Some winter mornings, the sunshine reflects brilliantly off the ice clad branches of the bare trees across the river. It is an absolutely beautiful sight. The combination of sunlight, ice and bare branches is a wonderful sight in a sometimes rather hostile season. Indeed, the beauty of it is a gift, a joy to behold. Unless there is no God then it is simply the material phenomenon of light, water in a frozen state and the DNA driven operation of the human eye. The beauty of the scene does not exist if there is not a creator who designed it.
My reaction to the sight is, at its most basic, the operation of DNA controlled functions in my flesh. Chemicals interacting with cells, the retina in my eye taking in the light, the photons, and my brain interpreting the sight to make some sort of sense of it. Beauty is not in the chemical equation. Chemistry has no part in beauty.
But, you say, it is beautiful to me; there is no need to get religious and bring up God. My response is to ask which part of your cells or DNA defines beauty? How did you discover what beauty is, how do you determine it? Why is beauty even important if all we are is a mass of chemicals and electrical impulses? And if by some chemical reaction, you do determine what beauty is, who should I listen to your opinion? What makes your DNA more qualified to decide on the defination of beauty than my DNA?
Without an objective standard, a definition from beyond our brains, we are left to make all kinds of determinations that are purely subjective, that are of no transcendent value. We like what we like and nobody can tell us different. These determinations come and go with a regularity that is marked. They change with the years, with the culture, with the people who are in charge. Beauty, justice, goodness and kindness are all undefined concepts that simply float around in our conversations without meaning. Beauty is whatever we want it to be, justice is what we want, when we want it, without consequences to us. Goodness and kindness are traits or actions that serve to further my wants and my life.
All these ideas are empty of meaning if it is simply each person deciding what is meant by the words and concepts.
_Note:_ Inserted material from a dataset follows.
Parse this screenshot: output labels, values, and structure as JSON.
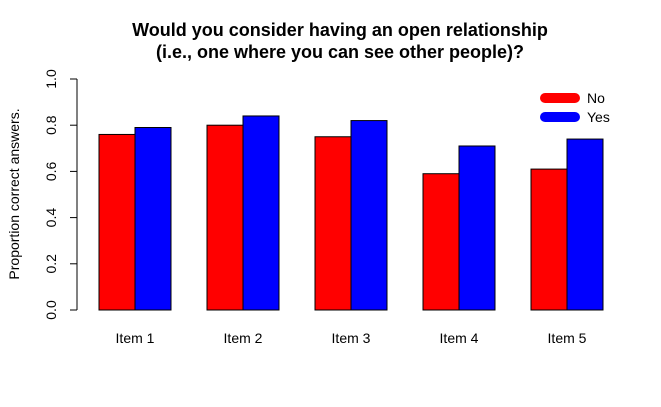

We can gather a group of like minded people who will all agree on a definition, but that does not make it so. If you doubt that, look at some of the current displays of modern art. Many modern people consider the piece of sculpture titled "Comedian" to be a fine example of modern art, a thing of import. In reality, it is a ripe banana duct taped to a wall. It sold for $120,00.00. Was it beautiful, was it important? Apparently, some people thought so.
The complication we face is that our hearts yearn for beauty. Whether it is a brilliant winter morning or a painting by Da Vinci, we are moved by beauty, we search for it, and we find pleasure in it. Our hearts also yearn for justice, we abhor injustice when we see it and are moved to action. Goodness and kindness are sweet to our souls, and without them life is dry and barren. But these exist only in a world that comes with and through a Creator, with God. These ideas require a Mind to create them, to define them and to give to us the ability to experience them. Without a creator everything is merely an accident, a chance happening. Even a lovely morning in winter. Beauty is the evidence of something beyond the material world. It is evidence of a deep realizations that there is meaning and truth that exist outside of us. It is evidence that life is more than a random collision of atoms. Because there is a Creator who paints the trees with ice and shines his burning sunlight on it, we see the world in a new and exquisite way. Because there is a Creator displaying His work for all to see, we know that
beauty is the fingerprint of God in this world.